# As a landlord: Can you draw up your own lease agreement?



## bertson (5 Jun 2009)

Hi;
Is it possible to draw up your own lease agreement?
I would be leasing some farm land, and already have a sample lease agreement from a previous let (I had drawn up by a solicitor).

It costs €150 for the solicitor to draw up the agreement, money saved if I could do it myself

Is there any potiential issue with this?
Thx
B


----------



## rosemartin (5 Jun 2009)

cant see why not, i got letting agent for last tenants and the argeement was basic enough


----------



## murphaph (6 Jun 2009)

If you already have one you feel comfortable with drawn up by a competent individual, then use it and save yourself the 150 quid.


----------



## Padraigb (6 Jun 2009)

It's a fair guess that the one you had drawn up by a solicitor was itself a copy of a previous lease, with only the particulars like names and identification of the property changed. I see no reason why you can't do the same.

[Your local solicitor might take a different view!]


----------



## bertson (8 Jun 2009)

thx lads and lassies


----------



## Curious81 (8 Jun 2009)

The lease I signed for renting a property was hand written by my landlord! Once you have a good template I'm sure its fine.


----------



## coxy123 (14 Sep 2009)

Am also looking at drafting a lease for a perspective tenant. I have found a lease template online and am wondering if I draft myself is it legally binding or if done by a solicitor does it give it more credence?


----------



## murphaph (14 Sep 2009)

Use your own template (so long as it's from an irish website it should be absolutely fine). 

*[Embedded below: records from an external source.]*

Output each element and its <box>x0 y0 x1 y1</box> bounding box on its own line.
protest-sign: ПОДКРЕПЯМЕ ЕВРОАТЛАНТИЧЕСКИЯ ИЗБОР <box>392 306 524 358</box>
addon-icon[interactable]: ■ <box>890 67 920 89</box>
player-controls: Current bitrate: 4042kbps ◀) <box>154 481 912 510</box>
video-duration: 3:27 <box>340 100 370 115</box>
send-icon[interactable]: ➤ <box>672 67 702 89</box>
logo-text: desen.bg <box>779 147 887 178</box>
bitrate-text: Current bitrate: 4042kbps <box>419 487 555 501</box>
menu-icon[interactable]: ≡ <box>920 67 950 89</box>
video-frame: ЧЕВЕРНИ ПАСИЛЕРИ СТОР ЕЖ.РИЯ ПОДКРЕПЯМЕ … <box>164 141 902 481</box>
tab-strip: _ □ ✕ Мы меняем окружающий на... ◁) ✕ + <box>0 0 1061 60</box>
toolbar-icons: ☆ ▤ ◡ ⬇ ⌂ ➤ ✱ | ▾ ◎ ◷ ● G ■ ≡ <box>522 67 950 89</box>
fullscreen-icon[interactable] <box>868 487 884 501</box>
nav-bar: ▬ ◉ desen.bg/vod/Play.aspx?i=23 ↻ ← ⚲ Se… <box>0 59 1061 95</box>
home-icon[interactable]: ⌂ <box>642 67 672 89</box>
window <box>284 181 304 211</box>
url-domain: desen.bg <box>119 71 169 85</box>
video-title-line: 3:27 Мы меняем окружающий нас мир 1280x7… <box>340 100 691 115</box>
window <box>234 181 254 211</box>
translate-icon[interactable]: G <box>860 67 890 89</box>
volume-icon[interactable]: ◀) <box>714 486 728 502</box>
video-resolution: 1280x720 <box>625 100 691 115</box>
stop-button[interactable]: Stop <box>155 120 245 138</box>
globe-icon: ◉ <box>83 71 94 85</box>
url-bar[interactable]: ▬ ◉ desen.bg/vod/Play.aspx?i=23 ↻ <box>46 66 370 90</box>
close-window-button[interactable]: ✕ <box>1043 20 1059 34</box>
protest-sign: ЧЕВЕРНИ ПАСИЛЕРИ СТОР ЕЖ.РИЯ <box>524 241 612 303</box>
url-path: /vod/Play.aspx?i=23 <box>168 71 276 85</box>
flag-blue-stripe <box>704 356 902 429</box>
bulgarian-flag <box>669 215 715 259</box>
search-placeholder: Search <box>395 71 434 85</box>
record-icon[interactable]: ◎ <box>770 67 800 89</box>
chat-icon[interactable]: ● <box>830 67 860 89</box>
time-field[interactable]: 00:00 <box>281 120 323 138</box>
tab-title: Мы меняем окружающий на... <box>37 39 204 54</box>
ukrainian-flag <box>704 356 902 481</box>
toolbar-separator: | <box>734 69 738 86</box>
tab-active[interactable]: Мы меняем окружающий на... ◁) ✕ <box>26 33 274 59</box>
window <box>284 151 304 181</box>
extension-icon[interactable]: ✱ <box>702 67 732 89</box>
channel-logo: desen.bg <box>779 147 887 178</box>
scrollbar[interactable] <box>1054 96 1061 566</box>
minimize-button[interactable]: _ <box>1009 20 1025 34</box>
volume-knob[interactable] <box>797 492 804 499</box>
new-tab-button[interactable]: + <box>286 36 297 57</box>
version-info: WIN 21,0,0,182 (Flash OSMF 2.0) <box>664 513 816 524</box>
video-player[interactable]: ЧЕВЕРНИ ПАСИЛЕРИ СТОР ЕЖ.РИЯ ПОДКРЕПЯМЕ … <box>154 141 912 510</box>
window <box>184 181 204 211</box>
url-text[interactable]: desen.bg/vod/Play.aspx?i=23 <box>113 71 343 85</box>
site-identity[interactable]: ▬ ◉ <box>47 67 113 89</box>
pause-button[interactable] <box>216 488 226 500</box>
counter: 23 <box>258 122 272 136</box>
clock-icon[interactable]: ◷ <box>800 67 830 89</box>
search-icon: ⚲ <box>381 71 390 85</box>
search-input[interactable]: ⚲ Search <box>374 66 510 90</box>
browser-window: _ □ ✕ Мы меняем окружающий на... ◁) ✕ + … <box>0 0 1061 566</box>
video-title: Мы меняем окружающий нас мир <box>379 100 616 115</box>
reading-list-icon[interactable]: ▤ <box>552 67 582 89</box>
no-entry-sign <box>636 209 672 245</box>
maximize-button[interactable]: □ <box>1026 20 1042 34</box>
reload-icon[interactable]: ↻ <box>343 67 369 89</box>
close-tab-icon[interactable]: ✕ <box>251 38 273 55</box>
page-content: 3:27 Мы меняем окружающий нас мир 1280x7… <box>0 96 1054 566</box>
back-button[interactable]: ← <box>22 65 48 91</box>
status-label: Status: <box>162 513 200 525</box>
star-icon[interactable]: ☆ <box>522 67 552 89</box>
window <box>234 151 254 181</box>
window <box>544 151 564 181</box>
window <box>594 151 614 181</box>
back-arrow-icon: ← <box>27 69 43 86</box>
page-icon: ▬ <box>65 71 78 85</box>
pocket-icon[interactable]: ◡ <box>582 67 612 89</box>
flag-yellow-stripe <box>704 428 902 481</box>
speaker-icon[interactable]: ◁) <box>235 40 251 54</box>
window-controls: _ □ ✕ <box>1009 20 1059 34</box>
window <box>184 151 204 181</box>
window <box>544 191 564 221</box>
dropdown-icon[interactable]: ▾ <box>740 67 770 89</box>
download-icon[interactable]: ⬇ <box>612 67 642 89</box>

I've seen TERRIBLE leases 'drawn up' by solicitors (just copied from residential agreements) for commercial(!) property so don't believe for one second that a solicitor will automaically draw up a better lease. You know better than anyone the conditions to hand (any special access rights etc.) around your property and can add those to a template as needed. So long as you don't put any crazy stuff in there it'll be fine, but if it's a standard house/apartment just use the respective lease agreement for it and it's fine.


----------



## coxy123 (14 Sep 2009)

Thanks for the response - template is an Irish one, for a residential letting and appears to comply with Tenancies Act 2004.


----------